Siendo niño ya jugaba a ‘los misioneros’. Y a ‘los mártires’. La muerte que sufrió su tío, mosén Lluís Plá, fusilado en la Guerra Civil junto a dos sacerdotes cuando él tenía ocho años, también le marcó profundamente. Además, unos años más tarde, en su época de formación en Barbastro, se impregnó de la espiritualidad del martirio. Por todo esto, cuando en los años setenta comenzaron a llegar las noticias del Mato Grosso del Brasil, y se aseguraba que el obispo Casaldáliga estaba amenazado de muerte, ninguno de los que le conocían desde siempre se extrañó. “¡Igual que de pequeño!”, pensaron sus compañeros más cercanos. Así es Dom Pedro Casaldáliga. Muchas veces inconforme y radical. Y aunque la historia dice que en los primeros tiempos de nuestra fe ser cristiano y ser mártir eran sinónimos, hoy seguimos dando gracias a Dios por su vida. Porque muchos cristianos no nos entendemos sin lo que a través suyo hemos recibido en estos noventa años tan plenos de coherencia, hondura espiritual y sencillez.
Noventa años que dan para mucho. Setenta y tres de ellos como misionero claretiano. Hacer el noviciado junto al sepulcro del Fundador Claret, es decir, hacer un noviciado misionero, desemboca en evangelizar al mundo. Un impulso carismático que Pedro Casaldáliga ya no pudo rechazar. Le crecía a borbotones el celo apostólico. “Siempre las misiones”, recuerda. “¡Las benditas misiones que yo pedía con machacona insistencia a Dios y a los superiores, y por las que habría de esperar hasta los redondos cuarenta!”
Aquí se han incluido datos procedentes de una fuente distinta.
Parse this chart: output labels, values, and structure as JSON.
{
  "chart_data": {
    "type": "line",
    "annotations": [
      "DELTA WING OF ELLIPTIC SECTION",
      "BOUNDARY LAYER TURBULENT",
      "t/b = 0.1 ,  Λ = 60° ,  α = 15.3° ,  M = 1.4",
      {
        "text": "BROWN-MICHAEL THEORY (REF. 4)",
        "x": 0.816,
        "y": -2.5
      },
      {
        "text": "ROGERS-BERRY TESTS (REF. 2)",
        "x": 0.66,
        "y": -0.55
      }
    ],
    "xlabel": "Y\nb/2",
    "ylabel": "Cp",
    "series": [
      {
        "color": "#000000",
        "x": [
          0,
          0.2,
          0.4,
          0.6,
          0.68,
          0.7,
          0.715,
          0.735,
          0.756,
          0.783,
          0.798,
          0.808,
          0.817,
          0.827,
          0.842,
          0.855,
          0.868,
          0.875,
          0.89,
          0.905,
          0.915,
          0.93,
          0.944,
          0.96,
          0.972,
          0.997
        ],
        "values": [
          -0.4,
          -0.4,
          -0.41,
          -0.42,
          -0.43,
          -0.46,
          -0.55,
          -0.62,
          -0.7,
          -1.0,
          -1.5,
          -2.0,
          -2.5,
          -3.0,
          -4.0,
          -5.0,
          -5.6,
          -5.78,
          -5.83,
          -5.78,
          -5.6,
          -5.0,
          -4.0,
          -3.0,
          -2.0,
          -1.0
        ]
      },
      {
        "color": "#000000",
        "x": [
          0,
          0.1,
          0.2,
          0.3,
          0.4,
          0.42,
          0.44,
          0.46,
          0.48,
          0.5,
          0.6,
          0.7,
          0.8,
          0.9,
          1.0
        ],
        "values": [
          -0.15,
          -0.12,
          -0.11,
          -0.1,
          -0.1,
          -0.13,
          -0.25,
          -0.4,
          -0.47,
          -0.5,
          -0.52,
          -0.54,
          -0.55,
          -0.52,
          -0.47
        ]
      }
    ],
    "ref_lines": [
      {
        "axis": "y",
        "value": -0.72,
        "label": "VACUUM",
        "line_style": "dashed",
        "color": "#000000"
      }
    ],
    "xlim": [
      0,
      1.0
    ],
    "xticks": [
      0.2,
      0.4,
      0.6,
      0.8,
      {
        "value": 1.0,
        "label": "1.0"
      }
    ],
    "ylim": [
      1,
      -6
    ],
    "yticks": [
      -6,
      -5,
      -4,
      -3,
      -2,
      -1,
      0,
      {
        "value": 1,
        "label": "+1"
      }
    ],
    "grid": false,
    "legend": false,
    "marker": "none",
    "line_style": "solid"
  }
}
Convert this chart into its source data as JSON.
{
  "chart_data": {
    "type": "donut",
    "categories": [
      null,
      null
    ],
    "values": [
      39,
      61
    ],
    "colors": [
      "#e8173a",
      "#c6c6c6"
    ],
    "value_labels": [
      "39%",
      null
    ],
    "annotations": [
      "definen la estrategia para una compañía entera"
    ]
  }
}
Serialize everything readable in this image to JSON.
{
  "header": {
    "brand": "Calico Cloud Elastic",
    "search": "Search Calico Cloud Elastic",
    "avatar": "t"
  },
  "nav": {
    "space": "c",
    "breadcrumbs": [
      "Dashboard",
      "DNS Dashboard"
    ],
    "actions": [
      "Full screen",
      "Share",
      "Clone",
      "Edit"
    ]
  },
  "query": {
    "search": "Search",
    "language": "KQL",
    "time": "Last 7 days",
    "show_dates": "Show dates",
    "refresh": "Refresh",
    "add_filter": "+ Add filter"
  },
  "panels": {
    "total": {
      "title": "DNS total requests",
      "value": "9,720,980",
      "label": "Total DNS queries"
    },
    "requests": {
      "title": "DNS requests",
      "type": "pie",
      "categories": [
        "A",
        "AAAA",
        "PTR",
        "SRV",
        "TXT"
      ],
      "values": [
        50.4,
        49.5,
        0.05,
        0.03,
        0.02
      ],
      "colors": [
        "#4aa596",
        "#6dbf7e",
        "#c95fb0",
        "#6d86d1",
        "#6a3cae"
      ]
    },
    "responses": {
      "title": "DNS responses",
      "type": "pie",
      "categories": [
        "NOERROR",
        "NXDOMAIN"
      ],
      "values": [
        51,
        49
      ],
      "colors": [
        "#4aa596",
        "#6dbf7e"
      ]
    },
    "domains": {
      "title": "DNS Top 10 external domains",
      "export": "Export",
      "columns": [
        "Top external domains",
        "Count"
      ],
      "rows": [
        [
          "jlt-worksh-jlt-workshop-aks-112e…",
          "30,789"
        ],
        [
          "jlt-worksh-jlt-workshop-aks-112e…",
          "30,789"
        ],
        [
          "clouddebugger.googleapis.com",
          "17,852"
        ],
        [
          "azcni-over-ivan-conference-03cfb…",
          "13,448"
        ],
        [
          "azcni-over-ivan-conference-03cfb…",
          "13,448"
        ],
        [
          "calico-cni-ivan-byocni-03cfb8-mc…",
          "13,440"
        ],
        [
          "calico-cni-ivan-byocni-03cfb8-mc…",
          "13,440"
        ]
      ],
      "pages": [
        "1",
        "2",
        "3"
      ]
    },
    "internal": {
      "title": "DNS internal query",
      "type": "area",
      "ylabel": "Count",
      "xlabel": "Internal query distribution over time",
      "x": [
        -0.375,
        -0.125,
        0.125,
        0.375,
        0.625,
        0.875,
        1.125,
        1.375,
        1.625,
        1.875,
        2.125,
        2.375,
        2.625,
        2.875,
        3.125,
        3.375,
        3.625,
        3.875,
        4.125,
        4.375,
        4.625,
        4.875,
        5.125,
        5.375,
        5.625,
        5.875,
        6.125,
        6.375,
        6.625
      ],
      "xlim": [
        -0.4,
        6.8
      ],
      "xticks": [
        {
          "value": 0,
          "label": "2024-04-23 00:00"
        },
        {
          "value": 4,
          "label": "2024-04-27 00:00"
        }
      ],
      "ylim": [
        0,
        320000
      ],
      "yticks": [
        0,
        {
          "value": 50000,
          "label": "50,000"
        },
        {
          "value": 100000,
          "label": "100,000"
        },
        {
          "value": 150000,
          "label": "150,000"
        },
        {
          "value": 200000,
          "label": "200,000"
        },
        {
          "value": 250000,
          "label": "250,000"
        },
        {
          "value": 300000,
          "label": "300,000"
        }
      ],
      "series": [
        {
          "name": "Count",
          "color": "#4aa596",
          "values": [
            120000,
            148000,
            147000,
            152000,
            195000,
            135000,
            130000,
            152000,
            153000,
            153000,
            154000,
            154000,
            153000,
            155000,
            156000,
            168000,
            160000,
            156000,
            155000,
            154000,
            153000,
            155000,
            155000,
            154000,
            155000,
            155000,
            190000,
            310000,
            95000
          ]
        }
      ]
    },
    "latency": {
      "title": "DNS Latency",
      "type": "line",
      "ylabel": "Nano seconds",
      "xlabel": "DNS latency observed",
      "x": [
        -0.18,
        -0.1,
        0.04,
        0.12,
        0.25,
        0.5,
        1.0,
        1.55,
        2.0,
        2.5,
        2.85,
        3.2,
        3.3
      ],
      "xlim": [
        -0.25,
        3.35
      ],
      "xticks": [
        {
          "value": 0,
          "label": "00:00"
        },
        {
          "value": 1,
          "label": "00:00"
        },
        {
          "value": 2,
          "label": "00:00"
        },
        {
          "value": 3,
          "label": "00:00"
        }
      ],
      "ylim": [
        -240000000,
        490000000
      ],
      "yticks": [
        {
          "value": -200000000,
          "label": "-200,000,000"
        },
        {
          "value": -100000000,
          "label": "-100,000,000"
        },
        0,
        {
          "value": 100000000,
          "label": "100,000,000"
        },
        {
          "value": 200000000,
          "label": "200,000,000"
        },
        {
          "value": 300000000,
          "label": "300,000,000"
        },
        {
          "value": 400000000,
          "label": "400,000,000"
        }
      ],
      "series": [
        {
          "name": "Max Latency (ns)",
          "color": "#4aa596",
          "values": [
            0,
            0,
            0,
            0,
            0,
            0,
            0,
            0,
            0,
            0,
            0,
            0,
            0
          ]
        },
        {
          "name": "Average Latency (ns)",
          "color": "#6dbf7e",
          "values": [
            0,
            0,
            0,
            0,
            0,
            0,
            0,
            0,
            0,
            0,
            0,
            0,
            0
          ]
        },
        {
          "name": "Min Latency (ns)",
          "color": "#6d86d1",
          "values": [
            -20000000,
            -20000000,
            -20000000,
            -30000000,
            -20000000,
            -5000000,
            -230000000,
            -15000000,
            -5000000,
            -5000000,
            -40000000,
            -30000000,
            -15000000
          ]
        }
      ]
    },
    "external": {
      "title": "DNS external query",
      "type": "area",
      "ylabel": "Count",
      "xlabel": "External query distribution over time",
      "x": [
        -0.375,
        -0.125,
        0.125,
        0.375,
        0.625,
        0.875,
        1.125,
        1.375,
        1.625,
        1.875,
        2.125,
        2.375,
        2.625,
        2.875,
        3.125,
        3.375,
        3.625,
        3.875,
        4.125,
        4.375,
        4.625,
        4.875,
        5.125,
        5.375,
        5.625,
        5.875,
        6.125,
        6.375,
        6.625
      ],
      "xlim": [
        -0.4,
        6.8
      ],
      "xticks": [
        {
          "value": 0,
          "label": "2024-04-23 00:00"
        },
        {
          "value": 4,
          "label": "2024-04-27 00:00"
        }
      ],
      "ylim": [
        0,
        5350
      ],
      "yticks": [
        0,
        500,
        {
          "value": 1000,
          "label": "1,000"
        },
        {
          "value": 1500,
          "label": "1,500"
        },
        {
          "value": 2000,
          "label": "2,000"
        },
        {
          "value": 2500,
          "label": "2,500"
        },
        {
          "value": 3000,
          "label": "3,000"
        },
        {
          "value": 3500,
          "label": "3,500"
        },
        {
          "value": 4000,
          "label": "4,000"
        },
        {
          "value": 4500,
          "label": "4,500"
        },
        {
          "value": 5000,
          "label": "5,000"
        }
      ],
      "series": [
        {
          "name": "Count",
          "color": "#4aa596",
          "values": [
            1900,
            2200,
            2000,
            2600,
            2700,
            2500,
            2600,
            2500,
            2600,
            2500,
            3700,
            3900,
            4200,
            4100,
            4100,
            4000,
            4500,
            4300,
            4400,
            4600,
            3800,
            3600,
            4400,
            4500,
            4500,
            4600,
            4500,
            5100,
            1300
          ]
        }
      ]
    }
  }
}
De aquellos capullos –diría el Padre Claret–, han podido nacer estas rosas. Y Pedro Casaldáliga estaba a punto de conseguir, por fin, “lo que había soñado y pedido y buscado, rabiosamente, durante todos los días de mi vida de vocación: las Misiones”. Fue por aquellos años (1966 y 67) cuando más crecía en la congregación claretiana la urgencia de renovación conciliar, y se multiplicaron los estudios sobre el carisma claretiano. Pedro anduvo en eso y participó en el primer capítulo general de renovación que la congregación celebró en Roma durante el otoño de 1967.
Y allí le llegó a Pedro la hora tantos años deseada de ser destinado a la Misión universal. Lo cuenta así su superior provincial de entonces (el primero de la provincia de Aragón), P. Eleuterio Briongos: “Un obispo del Brasil pedía insistentemente al provincial brasileño de los claretianos algunos misioneros para una extensa zona desatendida en la región del Mato Grosso. Aquel provincial llevó esa petición a Roma y el padre General la ofreció a la entonces llamada Provincia de Aragón –hoy Provincia de Santiago–. Allí mismo se ofreció Casaldáliga”. O sea, que el primer Capítulo General que ‘desencadenó’ en Roma el proceso claretiano de renovación conciliar dio pie a Pedro ‘misionero en Brasil’.
Misionero-obispo, pues aceptó pastorear al pueblo de São Felix do Araguaia para ser más misionero en aquel mundo. Y comenzó bajo amenazas de muerte por su fidelidad a la misión profética de vivir y anunciar testimonialmente el evangelio liberador de los excluidos y esclavizados por el inhumano sistema de vida y de poder vigentes “bajo la Ley suprema del revólver 38, y la muerte señoreando”. Fueron ellos “una Iglesia perseguida” y Pedro asegura: “Me atrevería a apelar al Señor Jesús para justificar que no fue petulancia. Reconozco, eso sí, que era una especie de fatal vocación personal. Uno ha abierto los ojos a la fe y ha crecido en la vocación cercado de sangre. Y este destino personal ha encajado connaturalmente y sobrenaturalmente en este lugar del Tercer Mundo y en esta larga hora de martirios. Después, yo he entendido mejor hasta qué punto la conflictividad ha de formar parte esencial de la vida de la Iglesia, como forma parte de la vida de Jesús. Una Iglesia viva es una agonía por el Reino”.
A mediados de los años 80 recibe el diagnóstico médico de enfermedad de Párkinson. ‘El hermano Párkinson’, como él la llama. A día de hoy, muchas personas que compartieron con él importantes etapas de su vida han muerto y otras tantas viven atrapadas en existencias duras, posiblemente también con dolencias físicas.
A los 90 años las marcas de la vejez en Pedro Casaldáliga son mucho más que aparentes. Sus reacciones se han vuelto más lentas y ha de administrar las energías pero, con todo, sabemos que Pedro no se encuentra para nada “viejo” en el peor sentido de la palabra. No es viejo, pues mantiene una mirada amplia y una sensación vívida -y vivida- de cuáles son las causas que llenan de sentido toda su trayectoria.